This collaborative artistic-research project, dedicated to working in/with archives, recognizes imperial and colonial violence underlying conventional archival practices and reflects on the possibility of transforming this violence into something generative. It extends critical attention towards the relationship between conducting artistic research dedicated to archives and performing the work of archiving in artistic ways, both of which derive from queer studies, decolonial studies, applied human rights, and critical archival studies. It proposes a process-oriented approach that involves collaboratively practicing and theorizing on artistic-research methods with the aim of building a sustainable Vienna-based network of artists and institutions working with archives. A key element for the above is technology, employed as a tool that enhances the project’s accessibility, as a format of artistic research, and as an alternative modality of collaboration.
The project’s core operational strategy converges two motivations: to conceptualize archives as relational entities and to recognize the epistemological shift towards practicing research as art. Methodologically, this strategy is defined by two intersecting agendas, described by Eve Tuck and C. Ree in their "A Glossary of Haunting": of "righting the wrongs," which expresses a call for ethics and justice in archive-based research, and of "writing the wrongs," which investigates possible modes of representation and narration for archival research. Along this proposal, the project practices and negotiates artistic-research methods of archival research by continuously updating its methodology on the basis of the knowledge generated through its methods, outcomes, and collaborations, and by fostering a network of artists and institutions that research, theorize on, and perform arts-based archival research.
For this purpose, the project employs a few methods, concentrated within its "Cartography," the knowledge repository and web-based platform, which, together with its design, coding, launch, and updates, functions as a research journal and a space where the artistic-research production is performed, documented, and discussed. This includes Co_Labs, a three-part "laboratory" that hosts collaborative artistic-research practices by inviting researching artists and institutions to do critical work towards the project’s projected outcomes (exhibition, book publication, workshop), as well as Net_Works, a web-based residency program that invites specific positions in sound art, writing, and community-building work to critically engage with and contaminate the intended course of action.
An Archive, a Body, an Album, and a Story
Public program (every Wednesday): 05.-26.09.2023
Exhibition: 02.-06.10.2023
Throughout September, a group of artists and researchers will occupy the space of Exhibit Eschenbachgasse, every week in a slightly different configuration, in the context of Rafał Morusiewicz and Guilherme Maggessi’s three-year research project W/r/i/gh/ting Archives through Artistic Research (PEEK | AR716).

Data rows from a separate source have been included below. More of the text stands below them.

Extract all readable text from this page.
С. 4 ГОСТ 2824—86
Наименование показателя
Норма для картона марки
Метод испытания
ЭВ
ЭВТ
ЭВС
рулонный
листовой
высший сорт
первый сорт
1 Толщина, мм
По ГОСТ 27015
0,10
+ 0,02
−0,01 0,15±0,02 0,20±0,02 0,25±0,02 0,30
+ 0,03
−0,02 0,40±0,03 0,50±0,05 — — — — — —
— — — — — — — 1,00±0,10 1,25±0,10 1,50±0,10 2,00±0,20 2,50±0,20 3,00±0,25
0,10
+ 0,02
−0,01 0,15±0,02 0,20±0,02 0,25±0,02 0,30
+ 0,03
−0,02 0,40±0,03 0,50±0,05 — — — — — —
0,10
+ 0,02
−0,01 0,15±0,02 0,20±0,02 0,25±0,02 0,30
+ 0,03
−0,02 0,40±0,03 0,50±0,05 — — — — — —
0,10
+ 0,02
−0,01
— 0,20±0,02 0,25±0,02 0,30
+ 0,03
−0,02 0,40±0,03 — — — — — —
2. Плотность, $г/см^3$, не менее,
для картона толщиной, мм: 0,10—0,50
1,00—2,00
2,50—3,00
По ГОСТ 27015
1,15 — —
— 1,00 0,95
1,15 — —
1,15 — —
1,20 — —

"An Archive, a Body, an Album, and a Story," the title of this month-long encounter, points to the focus of each week: a Cruising Archive, a Fantasy Body, a Ghost Album, and a Glitch Story. Pointing to this year’s focus on personal archives, each week is informed by the participant’s respective practices and will bring attention to a different set of topical issues, research strategies, and artistic practices through group readings, exercises, and discussions.
In order to facilitate a dialogue between the group working in the space, the public, and colleagues based in Vienna working with methods and topics close to our own, we will convene public sessions every Wednesday, featuring contributions by members of our research group, sharing sessions by invited guests, as well as screenings and listening sessions of works that inform our project.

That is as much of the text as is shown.